In any case. The shot opens on an expired tax disc in the window of a car. We can tell it’s expired because it’s dated 1953 or something, and signed by Clement Atlee. A menacing voiceover says that some people don’t bother to tax their car, but that that never hurt anyone, right? Wrong, clangs the VO, as the camera zooms out to reveal the full car, embedded into a wall, because if someone can’t be bothered to tax their car, then they probably won’t be bothered to book it in for an MOT. And, says the voice, as the camera zooms out to reveal policemen milling about in a scene-of-crime sort of way, if they can’t be bothered to get it MOTed, then they probably won’t care if it doesn’t function properly. Ominous shot of empty pushchair beside car wreck. Then the message: tax your car or face a fine. DVLA. Rah rah rah.
Is it just me or does this seem like an absurd stepping stone path of conclusions?

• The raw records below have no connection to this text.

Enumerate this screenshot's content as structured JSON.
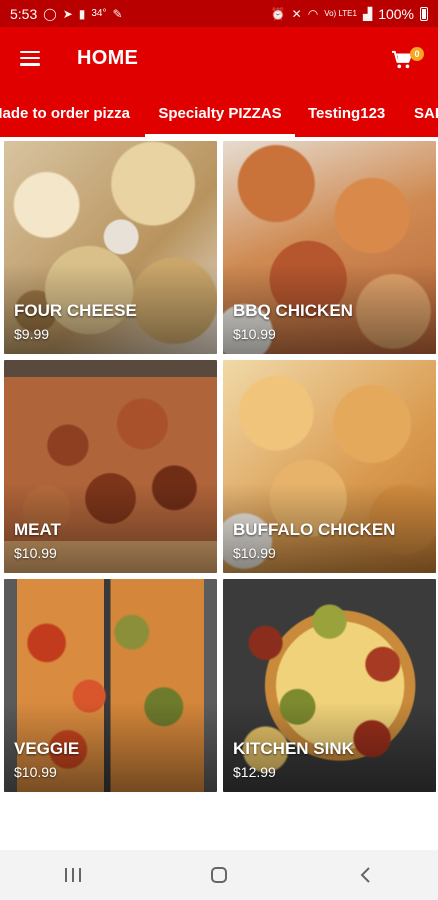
{
  "status_bar": {
    "time": "5:53",
    "temperature": "34°",
    "network": "Vo) LTE1",
    "battery": "100%"
  },
  "app_bar": {
    "title": "HOME",
    "cart_count": "0",
    "colors": {
      "primary": "#e00000",
      "status": "#b80000",
      "badge": "#f5a623"
    }
  },
  "tabs": [
    {
      "label": "Made to order pizza",
      "active": false
    },
    {
      "label": "Specialty PIZZAS",
      "active": true
    },
    {
      "label": "Testing123",
      "active": false
    },
    {
      "label": "SAL",
      "active": false
    }
  ],
  "products": [
    {
      "name": "FOUR CHEESE",
      "price": "$9.99"
    },
    {
      "name": "BBQ CHICKEN",
      "price": "$10.99"
    },
    {
      "name": "MEAT",
      "price": "$10.99"
    },
    {
      "name": "BUFFALO CHICKEN",
      "price": "$10.99"
    },
    {
      "name": "VEGGIE",
      "price": "$10.99"
    },
    {
      "name": "KITCHEN SINK",
      "price": "$12.99"
    }
  ],
  "nav": {
    "recents_icon": "recents-icon",
    "home_icon": "home-icon",
    "back_icon": "back-icon"
  }
}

If you don’t tax your car then the next step is mowing down small children on the road? I can see a flimsy logic behind it all - Someone who breaks one law may well break others? Someone who breaks one law doesn’t care about laws? - but it doesn’t necessarily follow through as neatly as they presuppose. Someone who breaks one law might well break others, but it would seem absurd to say “a person who doesn’t tax their car will probably break in through next door’s bathroom window and threaten the old lady who lives there with a wrench.” Surely the key message is: “Not taxing your car is illegal. If you don’t do it, we’ll fine you” rather than “no tax = murderer!”
If you have a cigarette, then you’ll probably smoke a joint. And if you have a joint then you’ll probably develop a heroin habit. And if you have a heroin habit then you’ll likely end up on the streets every night and robbing your local branch of NatWest just to pay for your next rock of crack. Or something.
What’s the name for the kind of logical argument which requires you to assume (or accept) a first proposition is true in order to make a second logically true?